STEUERT DIE MENSCHHEIT DER SELBSTVERNICHTUNG ZU? AUF
DEM HOLZWEG? Die
Frage bezieht sich auf Runet- Analytiker, die bemüht sind, die
Kriegshandlungen im Irak vor dem Hintergrund der russischen Erfahrungen
bei der Abwehr der deutschen Invasion 1941 – 1945 zu prognostizieren.
Damit vergleichen sie
unterschwellig George W. Bush mit Adolf Hitler. Auch wenn es dazu manche
Anknüpfungspunkte gibt, gehen
die Russen da entschieden zu weit und müssten zurückgepfiffen
werden, meint der weltbekannte Historiker, Iwan Matrjoschkin, Esq. Die
vergleichsfreudigen Russen konzentrieren sich aber auf militärische
Aspekte. So erinnern sie daran, dass das Scheitern der deutschen Wehrmacht
in Russland damit begann,
dass der Vormarsch der Wehrmacht in den ersten Kriegsmonaten trotz des
hohen Tempos (im Schnitt 100 km. pro Tag) doch langsamer war als geplant.

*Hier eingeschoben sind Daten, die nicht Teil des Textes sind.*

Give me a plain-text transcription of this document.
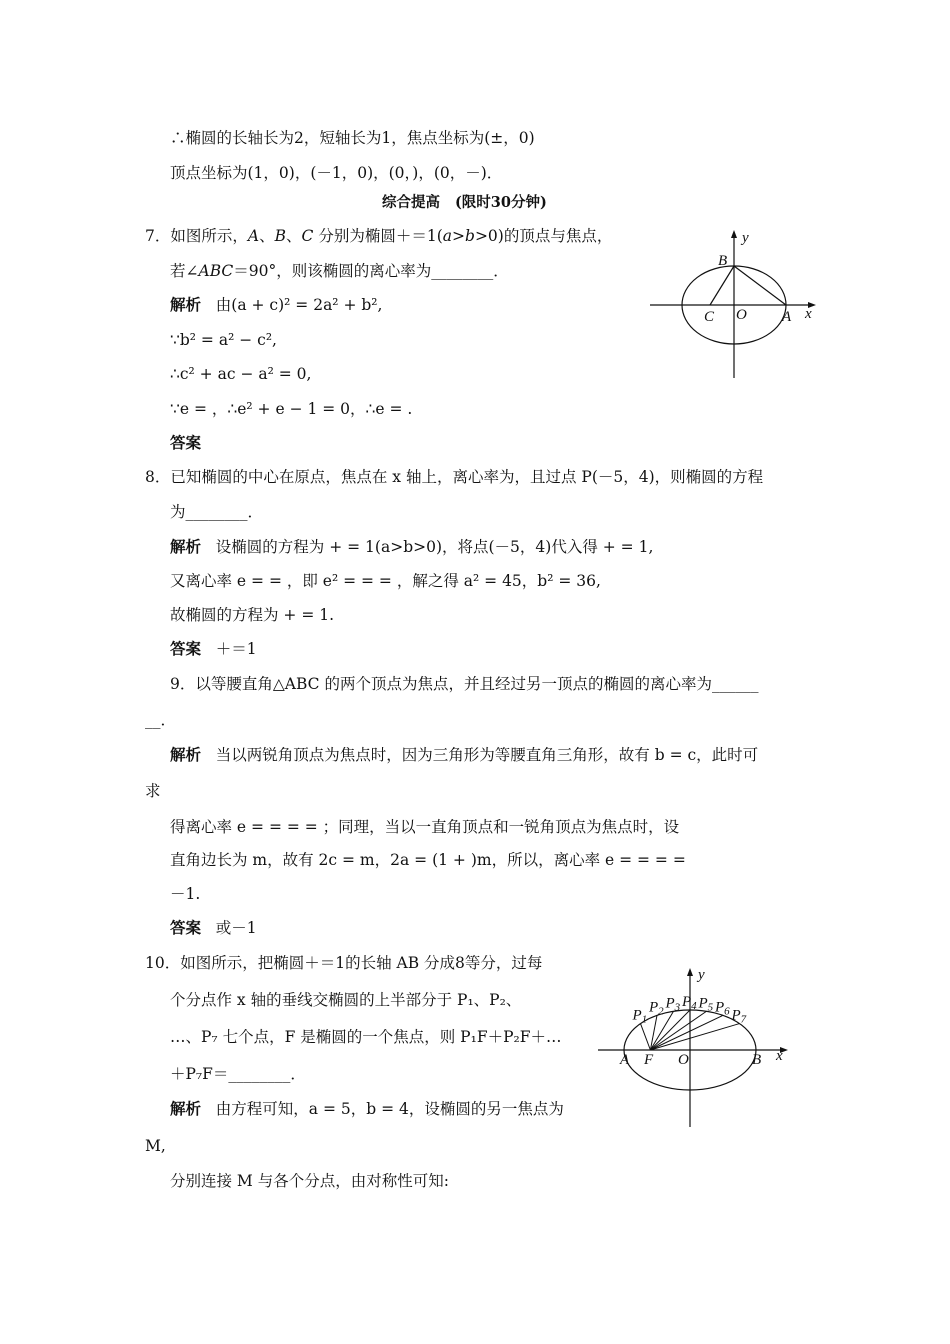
∴椭圆的长轴长为2，短轴长为1，焦点坐标为(±，0)
顶点坐标为(1，0)，(－1，0)，(0，)，(0，－)．
综合提高 (限时30分钟)
7．如图所示，A、B、C 分别为椭圆＋＝1(a>b>0)的顶点与焦点，
若∠ABC＝90°，则该椭圆的离心率为________．
解析 由(a + c)² = 2a² + b²,
∵b² = a² − c²,
∴c² + ac − a² = 0,
∵e = ，∴e² + e − 1 = 0，∴e = .
答案
y
B
C O A x
8．已知椭圆的中心在原点，焦点在 x 轴上，离心率为，且过点 P(－5，4)，则椭圆的方程
为________．
解析 设椭圆的方程为 + = 1(a>b>0)，将点(－5，4)代入得 + = 1,
又离心率 e = = ，即 e² = = = ，解之得 a² = 45，b² = 36,
故椭圆的方程为 + = 1.
答案 ＋＝1
9．以等腰直角△ABC 的两个顶点为焦点，并且经过另一顶点的椭圆的离心率为______
__．
解析 当以两锐角顶点为焦点时，因为三角形为等腰直角三角形，故有 b = c，此时可
求
得离心率 e = = = = ；同理，当以一直角顶点和一锐角顶点为焦点时，设
直角边长为 m，故有 2c = m，2a = (1 + )m，所以，离心率 e = = = =
－1.
答案 或－1
10．如图所示，把椭圆＋＝1的长轴 AB 分成8等分，过每
个分点作 x 轴的垂线交椭圆的上半部分于 P₁、P₂、
…、P₇ 七个点，F 是椭圆的一个焦点，则 P₁F＋P₂F＋…
＋P₇F＝________．
解析 由方程可知，a = 5，b = 4，设椭圆的另一焦点为
M,
分别连接 M 与各个分点，由对称性可知:
$P_1$
$P_2$
$P_3$ $P_4$ $P_5$ $P_6$ $P_7$
y
A F O	B x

Deshalb trat später „General Frost“ in Aktion, der wesentlich zu den
Niederlagen der Wehrmacht bei
Moskau und Stalingrad beigetragen hat. Zwar
ist im Irak kein Frost zu
erwarten, aber eine für weiße Männer genauso oder noch unerträglichere
Hitze kann unter Umständen
dieselbe Wirkung haben. Deswegen wollte das Pentagon einen Blitzkrieg wie
er 1940- 1941 auch von Berlin
gewollt war. Aber der Blitzkrieg blieb auf den Generalstabskarten.
Damals wie Heute. Der
andere Anknüpfungspunkt der Vergleiche: Wie die deutschen
Generalstrabsstrategen 1940-1941 hätten auch
ihre amerikanischen Kollegen auf ein falsches Pferd gesetzt. Nämlich
auf die Opposition im
Feindesland. Zwar gab es auch in Russland eine Opposition wie es sie jetzt
im Irak gibt. Dennoch trug die Gefährdung
der nationalen Souveränität
und die barbarische Kriegführung der Gegner
nicht, wie erhofft, zu ihrer Konsolidierung, sondern zu ihrer Eindämmung
bei. In den Augen der Russen wurde sie zusehends zu einer Verräterklicke.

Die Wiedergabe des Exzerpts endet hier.